Somewhere out there are 200,000 stars that are about to get their picture taken. Much more important, there are who-knows-how-many planets circling those stars, and there’s at least a chance that there will be organisms on some of them that could smile for the camera. That’s the hope, at least. And NASA’s Transiting Exoplanet Survey Satellite (TESS), is about to try to make it a reality. The launch of the spacecraft, originally set for April 16, but scrubbed due to a guidance problem in its SpaceX Falcon 9 rocket, is now set for Wednesday, April 18.
Planet-hunting is a relatively new field for astronomers. Until very recently, we knew of no other stars in the universe other than our own sun that are circled by planets. It was in 1992 that the first two exoplanets were discovered orbiting a pulsar—a rapidly rotating neutron star—2,300 light years from Earth. In 1995, the first exoplanet orbiting a sun-like star was discovered. But it was not until the Kepler Space Telescope was launched in 2009 that the exoplanet population exploded. In the nine years that the now-aging Kepler has been aloft, it has detected 2,343 confirmed exoplanets, as well as another 2,244 candidate planets that need further study.
Kepler was designed to do its work in the most boring way possible: by staring unblinking at a single ten-degree by ten-degree square in the 360-degree bowl of the sky, looking for the tiny dimming of light that occurs when an orbiting planet passes in front of its star. That single observation can reveal both the diameter of the planet and its orbital period, or how fast it makes a single revolution. That, in turn, can tell you something about whether it’s Earth-like, and thus potentially habitable.

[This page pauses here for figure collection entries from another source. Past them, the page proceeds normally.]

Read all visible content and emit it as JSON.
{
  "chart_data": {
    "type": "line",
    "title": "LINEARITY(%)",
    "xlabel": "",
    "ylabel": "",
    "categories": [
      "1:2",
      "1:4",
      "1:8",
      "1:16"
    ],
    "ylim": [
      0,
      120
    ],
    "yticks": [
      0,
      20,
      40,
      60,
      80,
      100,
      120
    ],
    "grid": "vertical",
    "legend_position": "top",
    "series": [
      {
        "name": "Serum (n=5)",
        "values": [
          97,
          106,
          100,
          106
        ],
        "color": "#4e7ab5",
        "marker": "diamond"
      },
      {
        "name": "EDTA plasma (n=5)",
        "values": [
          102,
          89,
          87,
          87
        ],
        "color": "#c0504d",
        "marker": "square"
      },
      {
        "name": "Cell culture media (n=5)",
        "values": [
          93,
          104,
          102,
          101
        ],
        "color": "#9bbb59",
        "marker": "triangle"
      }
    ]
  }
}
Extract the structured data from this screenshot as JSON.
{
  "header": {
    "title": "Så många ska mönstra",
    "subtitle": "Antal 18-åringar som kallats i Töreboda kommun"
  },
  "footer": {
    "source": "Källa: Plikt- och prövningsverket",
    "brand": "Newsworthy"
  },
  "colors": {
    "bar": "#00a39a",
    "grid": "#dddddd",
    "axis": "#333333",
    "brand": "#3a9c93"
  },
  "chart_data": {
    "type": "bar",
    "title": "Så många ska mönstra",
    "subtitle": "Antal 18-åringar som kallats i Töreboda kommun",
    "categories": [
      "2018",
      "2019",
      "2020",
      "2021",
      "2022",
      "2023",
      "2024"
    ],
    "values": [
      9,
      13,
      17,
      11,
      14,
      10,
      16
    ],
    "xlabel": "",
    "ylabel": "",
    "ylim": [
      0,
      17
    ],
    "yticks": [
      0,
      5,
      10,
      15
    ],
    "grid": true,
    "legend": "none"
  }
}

The problem is that Kepler’s narrow but deep look into the cosmos turned up a lot of extremely far-off exoplanets thousands of light years away. That kind of distance limits how much can be learned about them with even the best telescopes. TESS’s mission is different. During the two years of its planned operation, it will survey the entire sky—not just a mere postage stamp-sized portion of it—and it will be selective in the stars it studies. The spacecraft’s four on-board cameras will focus on the 200,000 nearest and brightest stars in its field of vision, as they best lend themselves to follow-up studies. In addition, some of TESS’s work assignments will be crowdsourced — astronomers will be allowed to request observations of 20,000 additional stars that may not make TESS’s own cut but that the scientists believe hold exoplanet promise.
TESS will not remotely seal the deal on whether any exoplanets it discovers are capable of harboring Earth-like life, much less if they actually do harbor such life. Other telescopes on the ground will have to make further observations, principally using what’s known as the radial velocity method, which measures the degree of gravitational wobble a planet causes in its star. That yields information about a planet’s density and composition, as opposed to its diameter. Observations with future satellites will also analyze the light of a star as it streams through a planet’s atmosphere—assuming the planet has an atmosphere at all—looking for the chemical fingerprints of biological activity, including methane, carbon dioxide and oxygen.
For now at least, reasonable scientific minds will continue to differ on whether life exists anywhere in the universe beyond our one Earthly terrarium. But no one differs any longer on the fact that there is a multitude of worlds on which life at least could take hold—and TESS is about to find even more.